Plane & Pilot
Tuesday, March 6, 2012

Combating Crosswinds

Ten Things The Textbooks Don’t Tell You

Here's an aviation fact that you can take to the bank knowing it's almost always true: Neither the wind given to you by the tower, nor that shown on a mid-field wind sock, is likely to be what you actually experience when landing. There are lots of reasons for that, and understanding those reasons will cut down the number of surprises and the amount of drama in your crosswind landings.
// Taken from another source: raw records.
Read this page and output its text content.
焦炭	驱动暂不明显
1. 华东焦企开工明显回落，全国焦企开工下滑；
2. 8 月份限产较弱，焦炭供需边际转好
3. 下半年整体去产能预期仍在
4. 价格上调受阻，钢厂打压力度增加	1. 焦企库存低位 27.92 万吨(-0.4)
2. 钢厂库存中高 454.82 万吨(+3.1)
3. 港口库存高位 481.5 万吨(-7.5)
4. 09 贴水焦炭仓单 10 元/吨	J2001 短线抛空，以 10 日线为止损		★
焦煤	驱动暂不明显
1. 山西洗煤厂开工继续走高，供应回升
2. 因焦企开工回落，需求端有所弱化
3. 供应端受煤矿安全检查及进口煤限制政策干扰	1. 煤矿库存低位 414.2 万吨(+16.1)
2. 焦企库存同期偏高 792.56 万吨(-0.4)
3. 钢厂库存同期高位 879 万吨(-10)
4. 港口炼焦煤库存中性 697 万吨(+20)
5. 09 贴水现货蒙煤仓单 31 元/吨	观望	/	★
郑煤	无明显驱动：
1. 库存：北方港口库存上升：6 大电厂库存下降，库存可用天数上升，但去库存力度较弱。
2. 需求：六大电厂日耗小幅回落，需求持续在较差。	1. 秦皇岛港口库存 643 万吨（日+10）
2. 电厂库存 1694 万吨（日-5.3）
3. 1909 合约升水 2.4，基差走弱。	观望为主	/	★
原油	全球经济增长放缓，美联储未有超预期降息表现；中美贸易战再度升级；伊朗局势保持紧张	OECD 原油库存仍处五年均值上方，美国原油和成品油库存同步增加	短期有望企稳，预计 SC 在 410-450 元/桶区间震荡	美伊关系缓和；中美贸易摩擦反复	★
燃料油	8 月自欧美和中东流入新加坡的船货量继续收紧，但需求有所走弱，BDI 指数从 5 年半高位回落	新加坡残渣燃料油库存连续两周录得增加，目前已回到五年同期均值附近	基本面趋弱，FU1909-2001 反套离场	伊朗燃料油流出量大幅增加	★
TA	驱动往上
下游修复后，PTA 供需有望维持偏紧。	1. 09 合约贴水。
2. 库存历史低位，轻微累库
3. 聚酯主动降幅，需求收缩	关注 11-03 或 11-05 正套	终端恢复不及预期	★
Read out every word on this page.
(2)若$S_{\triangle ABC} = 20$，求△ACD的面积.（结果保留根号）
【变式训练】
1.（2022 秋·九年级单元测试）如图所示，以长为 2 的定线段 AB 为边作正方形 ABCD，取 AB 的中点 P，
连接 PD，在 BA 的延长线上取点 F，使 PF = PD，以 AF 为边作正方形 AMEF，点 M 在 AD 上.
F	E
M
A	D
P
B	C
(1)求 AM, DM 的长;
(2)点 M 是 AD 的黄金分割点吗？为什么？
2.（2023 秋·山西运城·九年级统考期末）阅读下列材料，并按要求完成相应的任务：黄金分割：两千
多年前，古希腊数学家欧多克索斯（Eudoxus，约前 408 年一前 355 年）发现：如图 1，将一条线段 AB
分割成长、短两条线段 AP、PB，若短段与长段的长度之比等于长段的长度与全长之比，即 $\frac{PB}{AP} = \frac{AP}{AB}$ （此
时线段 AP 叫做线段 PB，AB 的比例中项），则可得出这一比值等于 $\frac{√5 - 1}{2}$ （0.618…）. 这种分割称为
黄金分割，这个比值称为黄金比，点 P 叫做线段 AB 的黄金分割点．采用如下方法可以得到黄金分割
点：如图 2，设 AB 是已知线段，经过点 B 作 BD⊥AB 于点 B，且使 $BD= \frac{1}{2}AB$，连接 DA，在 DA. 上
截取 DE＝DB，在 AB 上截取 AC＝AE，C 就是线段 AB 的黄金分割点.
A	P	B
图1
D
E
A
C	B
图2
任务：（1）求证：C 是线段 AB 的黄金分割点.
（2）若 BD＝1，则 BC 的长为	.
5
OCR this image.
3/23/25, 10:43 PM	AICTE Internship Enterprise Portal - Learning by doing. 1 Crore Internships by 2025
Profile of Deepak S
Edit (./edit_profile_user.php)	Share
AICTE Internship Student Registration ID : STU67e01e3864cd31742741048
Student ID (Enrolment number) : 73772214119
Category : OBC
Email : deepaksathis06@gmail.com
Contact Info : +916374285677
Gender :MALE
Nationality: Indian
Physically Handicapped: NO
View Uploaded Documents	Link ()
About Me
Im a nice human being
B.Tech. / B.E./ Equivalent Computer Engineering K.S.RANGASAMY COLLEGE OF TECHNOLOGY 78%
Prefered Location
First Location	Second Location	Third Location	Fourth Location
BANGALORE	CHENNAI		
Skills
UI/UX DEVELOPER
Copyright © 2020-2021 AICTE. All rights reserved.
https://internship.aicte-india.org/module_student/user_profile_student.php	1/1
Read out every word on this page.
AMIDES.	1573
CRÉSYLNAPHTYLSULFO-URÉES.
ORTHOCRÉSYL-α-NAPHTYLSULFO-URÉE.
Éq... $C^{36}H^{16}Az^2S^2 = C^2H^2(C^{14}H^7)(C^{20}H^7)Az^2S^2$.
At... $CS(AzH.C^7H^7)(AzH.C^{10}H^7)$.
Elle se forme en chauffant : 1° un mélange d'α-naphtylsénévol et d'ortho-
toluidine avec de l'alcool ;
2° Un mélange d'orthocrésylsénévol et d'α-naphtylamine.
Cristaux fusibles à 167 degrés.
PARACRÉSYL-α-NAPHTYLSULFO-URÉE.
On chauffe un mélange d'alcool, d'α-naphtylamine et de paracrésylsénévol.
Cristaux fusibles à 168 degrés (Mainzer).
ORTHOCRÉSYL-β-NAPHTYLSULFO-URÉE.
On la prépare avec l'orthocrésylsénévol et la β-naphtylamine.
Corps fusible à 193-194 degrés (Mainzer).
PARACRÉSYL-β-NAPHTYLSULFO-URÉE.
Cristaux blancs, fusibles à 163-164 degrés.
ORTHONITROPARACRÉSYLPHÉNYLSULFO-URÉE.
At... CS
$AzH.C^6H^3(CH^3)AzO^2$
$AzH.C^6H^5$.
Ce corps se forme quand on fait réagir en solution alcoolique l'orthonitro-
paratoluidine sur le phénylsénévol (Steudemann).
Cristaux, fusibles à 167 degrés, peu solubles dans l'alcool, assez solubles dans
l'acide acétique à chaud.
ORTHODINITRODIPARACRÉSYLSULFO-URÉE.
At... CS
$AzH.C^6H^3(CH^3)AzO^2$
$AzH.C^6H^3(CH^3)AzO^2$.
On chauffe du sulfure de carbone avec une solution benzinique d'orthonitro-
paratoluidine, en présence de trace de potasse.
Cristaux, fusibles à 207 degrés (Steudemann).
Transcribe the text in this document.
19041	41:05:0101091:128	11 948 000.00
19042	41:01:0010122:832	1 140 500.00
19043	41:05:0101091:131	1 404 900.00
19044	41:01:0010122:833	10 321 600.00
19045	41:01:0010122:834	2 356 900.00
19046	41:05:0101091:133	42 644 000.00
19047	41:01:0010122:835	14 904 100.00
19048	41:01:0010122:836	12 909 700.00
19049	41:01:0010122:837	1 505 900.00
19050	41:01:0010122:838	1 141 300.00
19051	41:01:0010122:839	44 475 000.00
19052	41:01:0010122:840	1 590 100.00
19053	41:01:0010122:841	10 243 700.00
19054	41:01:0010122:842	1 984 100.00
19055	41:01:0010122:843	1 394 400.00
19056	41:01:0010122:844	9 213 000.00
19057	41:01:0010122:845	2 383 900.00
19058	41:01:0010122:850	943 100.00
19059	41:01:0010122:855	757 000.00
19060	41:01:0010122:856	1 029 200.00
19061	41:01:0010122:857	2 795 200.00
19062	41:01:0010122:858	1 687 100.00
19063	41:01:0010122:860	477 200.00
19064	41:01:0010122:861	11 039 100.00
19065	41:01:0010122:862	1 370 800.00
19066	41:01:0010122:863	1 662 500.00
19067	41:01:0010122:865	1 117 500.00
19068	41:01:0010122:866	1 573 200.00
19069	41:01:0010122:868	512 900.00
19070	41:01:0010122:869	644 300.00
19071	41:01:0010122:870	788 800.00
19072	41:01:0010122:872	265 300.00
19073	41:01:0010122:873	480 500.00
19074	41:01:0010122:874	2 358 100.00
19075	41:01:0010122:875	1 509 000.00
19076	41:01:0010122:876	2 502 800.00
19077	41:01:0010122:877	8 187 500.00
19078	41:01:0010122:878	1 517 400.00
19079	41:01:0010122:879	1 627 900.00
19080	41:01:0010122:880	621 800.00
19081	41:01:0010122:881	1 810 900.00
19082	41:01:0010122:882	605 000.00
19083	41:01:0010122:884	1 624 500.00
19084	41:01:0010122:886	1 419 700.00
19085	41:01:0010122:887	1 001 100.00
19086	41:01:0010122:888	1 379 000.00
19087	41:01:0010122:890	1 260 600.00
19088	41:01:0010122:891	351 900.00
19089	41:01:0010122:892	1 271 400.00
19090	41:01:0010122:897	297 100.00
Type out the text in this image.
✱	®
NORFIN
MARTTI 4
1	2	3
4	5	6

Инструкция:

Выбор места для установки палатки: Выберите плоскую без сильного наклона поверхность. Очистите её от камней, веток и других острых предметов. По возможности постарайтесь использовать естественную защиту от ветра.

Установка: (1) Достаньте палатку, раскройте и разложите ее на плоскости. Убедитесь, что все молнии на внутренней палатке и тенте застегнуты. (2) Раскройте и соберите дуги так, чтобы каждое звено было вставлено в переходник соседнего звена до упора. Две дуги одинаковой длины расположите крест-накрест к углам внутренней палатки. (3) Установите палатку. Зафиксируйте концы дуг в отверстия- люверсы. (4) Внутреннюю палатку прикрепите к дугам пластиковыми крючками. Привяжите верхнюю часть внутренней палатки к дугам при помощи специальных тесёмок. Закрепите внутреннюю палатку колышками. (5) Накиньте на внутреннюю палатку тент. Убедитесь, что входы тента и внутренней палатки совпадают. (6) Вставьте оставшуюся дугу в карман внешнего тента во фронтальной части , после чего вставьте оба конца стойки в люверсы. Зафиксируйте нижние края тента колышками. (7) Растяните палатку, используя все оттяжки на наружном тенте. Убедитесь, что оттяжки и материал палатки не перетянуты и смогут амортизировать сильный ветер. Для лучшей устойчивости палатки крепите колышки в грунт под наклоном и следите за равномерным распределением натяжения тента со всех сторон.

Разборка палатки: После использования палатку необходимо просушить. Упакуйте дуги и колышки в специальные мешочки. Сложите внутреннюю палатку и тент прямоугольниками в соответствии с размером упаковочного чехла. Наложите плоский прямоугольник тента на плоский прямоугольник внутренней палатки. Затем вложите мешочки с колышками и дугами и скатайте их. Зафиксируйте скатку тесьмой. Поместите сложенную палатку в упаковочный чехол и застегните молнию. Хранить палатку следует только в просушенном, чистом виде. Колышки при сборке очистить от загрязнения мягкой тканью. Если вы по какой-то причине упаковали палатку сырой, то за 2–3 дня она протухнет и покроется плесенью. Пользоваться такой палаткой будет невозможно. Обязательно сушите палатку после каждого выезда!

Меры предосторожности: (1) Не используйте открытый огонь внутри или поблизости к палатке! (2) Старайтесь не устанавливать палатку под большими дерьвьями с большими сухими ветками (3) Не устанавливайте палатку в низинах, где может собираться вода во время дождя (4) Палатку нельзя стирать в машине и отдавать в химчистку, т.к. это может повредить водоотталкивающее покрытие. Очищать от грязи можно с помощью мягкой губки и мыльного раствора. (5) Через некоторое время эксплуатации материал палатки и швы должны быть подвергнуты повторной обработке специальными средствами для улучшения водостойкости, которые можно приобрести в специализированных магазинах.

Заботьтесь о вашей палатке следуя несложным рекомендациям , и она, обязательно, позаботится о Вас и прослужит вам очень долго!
1 A Steady Wind Isn't Even Remotely Steady If wind had color, so we could actually see how it's shaped, we'd see that like a river, it's interrupted by swirls and eddies. It's constantly changing, flowing smooth for a few seconds, then changing direction and strength, only to go smooth again. So when we're in the approach and, even more important, when we're in flare and floating down the runway, we're experiencing an ever-changing combination of wind-induced bumps and wiggles. Every several hundred feet down the runway promises a new experience.

2 Wind Is Made Up Of Layers When thinking about fighting wind, we often think of nothing but crosswinds, which is a two-dimensional, left-right way of thinking. However, wind, like airplanes, is three-dimensional, and is usually composed of several layers. It's quite common to turn final and find that our glideslope has changed. At first we looked high, then for no apparent reason, we're low (the numbers are moving up the windshield), and a few more ponies are needed to make the runway. Or, just the reverse happens. This is because the wind at pattern altitude is much less affected by either the friction wind develops with the ground, or the topography and other ground-bound obstacles that the wind has to work around. Also, thermal effects are generally more intense closer to the surface. So, don't be surprised to find that the wind on the ground is grossly different than what was experienced on downwind.

3 Topography Can Really Affect Wind On Short Final Not all runways are in the middle of a mile-square, billiard-like wheat field. In fact, in many parts of the country, runways are perched on, carved out of, clinging to or stuffed into real estate that's everything but flat. And that being the case, the wind's path can be pretty screwy because of what it's curling over and around.

A curl is developed when the wind has to avoid an object and, in effect, wraps itself around the corner, e.g. a runway with a noticeable drop-off at the end. When the wind comes whistling down the runway and the pavement is suddenly no longer there, the wind curls downward. If we're on short final, the curl will try to take us with it.

The reverse of the downward curl is when we're coming over an obstacle at the threshold directly into the teeth of the wind that's trying to climb over that obstacle. It will pick us up, then just as quickly, decide it no longer wants us, and where we were fighting an upper, we're suddenly falling out of the air.
Another variation of curl occurs when we're landing in a crosswind—a time when we really don't need any more complications—on a runway with a ridge or tree line alongside it. This time, the curl is coming over the trees, and it may try to slam you into the ground. It may try to pick you up. It may just pound you senseless, then smooth out, as if saying, "Okay, I've screwed with you enough."

4 Wind Socks At The Beginning Of The Runway Are Best We always try to land at the beginning of the runway (if we're doing our jobs anyway). Unfortunately, most airports think we land in the middle of the runway because that's where they put the wind sock. Socks can't be that expensive! Every runway should have a sock at each end, so we actually know what the wind is doing where we'll be touching down. The further down the runway a wind sock is located, the closer to fantasy it becomes.